THE RELATION OF |
STRUGGLE AND VIOLENCE |
The Seville Statement on Violence does not address an important question--the relation between struggle and violence. However, it is not possible to teach the message of the Seville Statement without encountering this question. The position of Unesco on violence is clear. Unesco was established in order to promote the cultural and educational factors which would enable the world to avoid both the obvious violence of war and the less obvious institutional violence that can lead to war. At the same time, Unesco is committed to struggle for justice and liberty. For example, Unesco has been in the front lines of the struggle to end the institution of apartheid in South Africa, which is the most brutal manifestation of prejudice, intolerance, and racism. The question arose when the Seville Statement on Violence was presented to the Yamoussoukro International Conference on Peace in the Minds of Men, sponsored by Unesco in the Ivory Coast in 1989. As the rapporteur noted, the discussion made it clear that there is a "need to distinguish clearly between violence and struggle," and that "the Seville Statement should in no way obscure the legitimacy of the struggle for human rights, for justice, and against oppression." |
The distinction between struggle and violence has occupied the greatest leaders of our times. For example, Nobel Peace Laureate Martin Luther King, Jr. put it this way: "Nonviolent resistance is not a method for cowards. It does resist. If one uses this method because he is afraid or merely because he lacks the instruments of violence, he is not truly nonviolent. This is why Gandhi often said that if cowardice is the only alternative to violence, it is better to fight....while the nonviolent resister is passive in the sense that he is not physically aggressive toward his opponent, his mind and emotions are always active, constantly seeking to persuade his opponent that he is wrong.
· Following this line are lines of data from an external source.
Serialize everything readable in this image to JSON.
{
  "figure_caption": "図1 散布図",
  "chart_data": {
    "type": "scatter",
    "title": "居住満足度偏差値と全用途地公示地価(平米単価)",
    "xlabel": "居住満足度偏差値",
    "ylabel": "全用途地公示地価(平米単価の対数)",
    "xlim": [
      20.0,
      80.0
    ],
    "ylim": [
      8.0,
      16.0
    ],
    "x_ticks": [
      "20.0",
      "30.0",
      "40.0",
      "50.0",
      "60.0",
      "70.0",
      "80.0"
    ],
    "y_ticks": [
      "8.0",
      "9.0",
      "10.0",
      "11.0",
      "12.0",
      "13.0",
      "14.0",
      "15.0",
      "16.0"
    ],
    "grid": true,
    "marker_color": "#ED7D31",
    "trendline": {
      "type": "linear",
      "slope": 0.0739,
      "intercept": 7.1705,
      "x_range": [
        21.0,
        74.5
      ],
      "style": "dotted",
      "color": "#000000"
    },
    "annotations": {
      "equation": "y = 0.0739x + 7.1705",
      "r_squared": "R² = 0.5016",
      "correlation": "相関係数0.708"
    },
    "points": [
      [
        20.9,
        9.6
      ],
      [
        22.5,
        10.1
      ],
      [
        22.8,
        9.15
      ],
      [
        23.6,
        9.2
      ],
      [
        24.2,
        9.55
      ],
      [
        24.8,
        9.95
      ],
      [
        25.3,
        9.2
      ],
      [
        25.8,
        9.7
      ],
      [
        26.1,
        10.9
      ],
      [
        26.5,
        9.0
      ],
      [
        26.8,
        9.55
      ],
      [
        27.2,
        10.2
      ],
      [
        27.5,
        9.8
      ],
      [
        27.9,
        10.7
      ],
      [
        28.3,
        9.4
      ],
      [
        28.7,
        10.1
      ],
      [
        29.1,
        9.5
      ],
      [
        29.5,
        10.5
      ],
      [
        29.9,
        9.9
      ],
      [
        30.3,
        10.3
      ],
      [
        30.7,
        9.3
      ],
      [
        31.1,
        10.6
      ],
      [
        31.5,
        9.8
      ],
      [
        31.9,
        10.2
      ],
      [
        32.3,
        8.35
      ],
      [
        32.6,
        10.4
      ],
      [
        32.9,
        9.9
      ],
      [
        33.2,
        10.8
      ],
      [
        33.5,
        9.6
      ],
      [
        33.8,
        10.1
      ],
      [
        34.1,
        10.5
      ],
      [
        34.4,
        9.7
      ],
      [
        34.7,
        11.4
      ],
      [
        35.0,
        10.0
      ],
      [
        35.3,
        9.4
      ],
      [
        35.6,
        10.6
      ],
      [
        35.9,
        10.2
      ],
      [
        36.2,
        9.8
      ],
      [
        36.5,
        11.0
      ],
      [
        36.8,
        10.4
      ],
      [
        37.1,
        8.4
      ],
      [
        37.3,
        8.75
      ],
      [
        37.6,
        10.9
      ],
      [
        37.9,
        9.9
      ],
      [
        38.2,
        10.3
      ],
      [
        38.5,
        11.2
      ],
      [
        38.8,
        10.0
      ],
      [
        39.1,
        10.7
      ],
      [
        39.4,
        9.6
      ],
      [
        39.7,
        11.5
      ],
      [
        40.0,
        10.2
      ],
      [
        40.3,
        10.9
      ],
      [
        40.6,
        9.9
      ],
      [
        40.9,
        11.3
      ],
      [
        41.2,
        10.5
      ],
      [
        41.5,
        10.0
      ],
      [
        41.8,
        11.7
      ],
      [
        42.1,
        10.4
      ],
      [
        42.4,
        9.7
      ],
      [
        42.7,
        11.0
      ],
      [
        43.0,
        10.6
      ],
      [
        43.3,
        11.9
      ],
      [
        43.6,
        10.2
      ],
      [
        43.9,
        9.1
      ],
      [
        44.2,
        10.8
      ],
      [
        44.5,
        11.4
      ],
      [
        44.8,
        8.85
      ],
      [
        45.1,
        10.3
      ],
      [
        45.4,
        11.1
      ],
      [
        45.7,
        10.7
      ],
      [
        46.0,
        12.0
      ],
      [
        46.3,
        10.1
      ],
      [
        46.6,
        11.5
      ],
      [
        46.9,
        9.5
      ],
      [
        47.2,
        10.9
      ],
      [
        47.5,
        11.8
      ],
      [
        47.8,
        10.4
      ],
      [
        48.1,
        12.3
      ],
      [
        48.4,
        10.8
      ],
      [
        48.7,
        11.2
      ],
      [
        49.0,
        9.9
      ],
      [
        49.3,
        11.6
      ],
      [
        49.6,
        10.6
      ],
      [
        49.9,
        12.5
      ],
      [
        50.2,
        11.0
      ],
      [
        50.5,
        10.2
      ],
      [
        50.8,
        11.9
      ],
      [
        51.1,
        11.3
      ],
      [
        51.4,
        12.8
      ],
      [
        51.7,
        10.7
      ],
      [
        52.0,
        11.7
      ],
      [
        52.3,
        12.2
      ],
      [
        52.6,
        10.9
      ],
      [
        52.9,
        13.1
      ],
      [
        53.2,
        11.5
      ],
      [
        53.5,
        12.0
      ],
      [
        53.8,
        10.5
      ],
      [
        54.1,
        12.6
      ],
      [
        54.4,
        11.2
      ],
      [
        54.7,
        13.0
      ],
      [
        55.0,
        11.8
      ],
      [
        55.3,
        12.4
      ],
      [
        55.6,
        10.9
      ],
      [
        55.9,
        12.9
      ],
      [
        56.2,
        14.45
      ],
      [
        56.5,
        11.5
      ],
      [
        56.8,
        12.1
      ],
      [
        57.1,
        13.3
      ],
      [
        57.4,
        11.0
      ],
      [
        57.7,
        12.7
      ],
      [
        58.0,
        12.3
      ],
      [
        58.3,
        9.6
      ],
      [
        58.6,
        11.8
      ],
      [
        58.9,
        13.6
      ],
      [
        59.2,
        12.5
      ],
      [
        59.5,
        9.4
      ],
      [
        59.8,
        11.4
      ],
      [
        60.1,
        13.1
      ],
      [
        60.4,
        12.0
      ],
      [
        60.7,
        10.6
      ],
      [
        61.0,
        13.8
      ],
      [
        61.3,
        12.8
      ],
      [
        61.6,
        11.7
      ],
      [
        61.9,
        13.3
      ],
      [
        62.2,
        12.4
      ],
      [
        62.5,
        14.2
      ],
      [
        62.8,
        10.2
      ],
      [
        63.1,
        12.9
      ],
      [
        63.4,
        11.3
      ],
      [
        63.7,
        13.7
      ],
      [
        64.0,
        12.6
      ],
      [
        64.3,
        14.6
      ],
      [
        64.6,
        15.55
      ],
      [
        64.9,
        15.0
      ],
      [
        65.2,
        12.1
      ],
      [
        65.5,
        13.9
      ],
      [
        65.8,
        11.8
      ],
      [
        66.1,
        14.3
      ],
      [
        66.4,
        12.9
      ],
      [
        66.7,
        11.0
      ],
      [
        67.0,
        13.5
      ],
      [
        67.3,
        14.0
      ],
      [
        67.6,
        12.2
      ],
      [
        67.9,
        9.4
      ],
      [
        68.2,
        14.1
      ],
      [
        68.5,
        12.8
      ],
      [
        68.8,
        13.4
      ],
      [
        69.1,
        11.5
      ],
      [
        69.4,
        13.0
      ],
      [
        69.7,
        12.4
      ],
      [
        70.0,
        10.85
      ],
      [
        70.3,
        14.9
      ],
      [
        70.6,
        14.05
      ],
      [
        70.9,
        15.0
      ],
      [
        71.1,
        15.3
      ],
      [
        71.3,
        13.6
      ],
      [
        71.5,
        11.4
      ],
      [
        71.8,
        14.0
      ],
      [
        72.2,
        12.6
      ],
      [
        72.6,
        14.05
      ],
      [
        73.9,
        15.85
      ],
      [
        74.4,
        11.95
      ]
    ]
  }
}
The method is passive physically, but strongly active spiritually. It is not passive non-resistance to evil, it is active nonviolent resistance to evil." Although some people might condemn all expression of anger, Martin Luther King would not agree with this. In commemorating the life of civil rights and peace leader W.E.B. DuBois, King said that "history had taught him it is not enough for people to be angry--the supreme task is to organize and unite people so that their anger becomes a transforming force."